Dementia is a major cause of disability in older adults worldwide, yet no effective treatment is currently available, said researchers from the University of Copenhagen in Denmark.

Reduction of risk factors for dementia may have the potential to delay or prevent the development of the disease, they said.

Age, sex and common variation in the APOE gene identify high-risk individuals with the greatest potential to benefit from targeted interventions to reduce risk factors.

The APOE protein is key for metabolizing cholesterol and to clear beta-amyloid protein from the brain in individuals with Alzheimer's disease.

Recently, it was estimated that one-third of dementia most likely can be prevented, researchers said.

According to the Lancet Commission, early intervention for hypertension, smoking, diabetes, obesity, depression and hearing loss may slow or prevent disease development, they said.

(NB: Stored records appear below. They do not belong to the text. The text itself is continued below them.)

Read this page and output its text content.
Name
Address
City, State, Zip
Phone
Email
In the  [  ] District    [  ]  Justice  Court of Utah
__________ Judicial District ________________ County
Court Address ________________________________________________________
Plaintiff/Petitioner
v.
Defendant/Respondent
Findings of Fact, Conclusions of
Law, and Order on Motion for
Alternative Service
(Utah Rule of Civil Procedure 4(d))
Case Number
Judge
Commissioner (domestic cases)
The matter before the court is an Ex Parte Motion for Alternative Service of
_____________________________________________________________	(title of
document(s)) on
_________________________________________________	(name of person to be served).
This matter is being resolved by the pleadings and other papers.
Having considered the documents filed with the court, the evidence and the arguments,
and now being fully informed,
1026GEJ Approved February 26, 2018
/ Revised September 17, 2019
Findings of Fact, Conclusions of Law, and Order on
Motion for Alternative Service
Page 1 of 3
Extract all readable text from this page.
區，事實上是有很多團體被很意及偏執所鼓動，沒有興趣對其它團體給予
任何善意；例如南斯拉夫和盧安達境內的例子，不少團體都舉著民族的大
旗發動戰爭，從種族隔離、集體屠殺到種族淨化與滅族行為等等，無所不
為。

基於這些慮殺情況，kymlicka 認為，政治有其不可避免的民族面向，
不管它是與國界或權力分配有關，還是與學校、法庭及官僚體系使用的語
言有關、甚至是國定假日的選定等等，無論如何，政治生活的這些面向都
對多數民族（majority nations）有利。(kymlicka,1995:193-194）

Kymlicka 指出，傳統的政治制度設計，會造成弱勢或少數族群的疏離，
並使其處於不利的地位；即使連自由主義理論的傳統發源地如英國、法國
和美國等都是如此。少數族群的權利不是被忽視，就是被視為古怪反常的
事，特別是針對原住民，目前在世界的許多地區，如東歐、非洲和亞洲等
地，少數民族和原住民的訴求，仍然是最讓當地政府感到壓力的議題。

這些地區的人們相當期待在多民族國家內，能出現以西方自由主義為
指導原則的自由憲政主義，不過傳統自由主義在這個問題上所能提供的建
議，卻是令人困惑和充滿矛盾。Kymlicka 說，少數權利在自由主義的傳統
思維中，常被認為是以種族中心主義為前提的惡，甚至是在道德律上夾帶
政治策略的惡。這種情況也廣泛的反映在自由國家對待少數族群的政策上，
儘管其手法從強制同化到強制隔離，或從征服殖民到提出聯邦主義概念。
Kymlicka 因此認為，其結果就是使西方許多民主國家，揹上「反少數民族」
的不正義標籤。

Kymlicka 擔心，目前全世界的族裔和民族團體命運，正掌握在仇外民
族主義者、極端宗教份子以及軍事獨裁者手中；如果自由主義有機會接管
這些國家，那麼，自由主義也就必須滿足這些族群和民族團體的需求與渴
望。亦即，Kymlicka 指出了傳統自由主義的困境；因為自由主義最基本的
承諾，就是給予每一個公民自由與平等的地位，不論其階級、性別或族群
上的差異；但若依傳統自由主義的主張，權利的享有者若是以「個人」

"If those individuals at highest risk can be identified, a targeted prevention with risk-factor reduction can be initiated early before the disease has developed, thus delaying the onset of dementia or preventing it," said Ruth Frikke-Schmidt, a professor at the University of Copenhagen.

The study looked at data on 1,04,537 people in Copenhagen, Denmark, and linked it to diagnoses of dementia.

Researchers found that a combination of age, sex and a common variation in the APOE gene could identify high-risk groups, with a seven percent risk for women and six percent risk for men in their 60s.

There was a 16 percent and 12 percent risk, respectively, for people in their 70s, and a 24 percent and 19 percent risk, respectively, for those aged 80 years and older.

"The present absolute 10-year risk estimates of dementia by age, sex and common variation in the APOE gene have the potential to identify high-risk individuals for early targeted preventive interventions," the researchers said.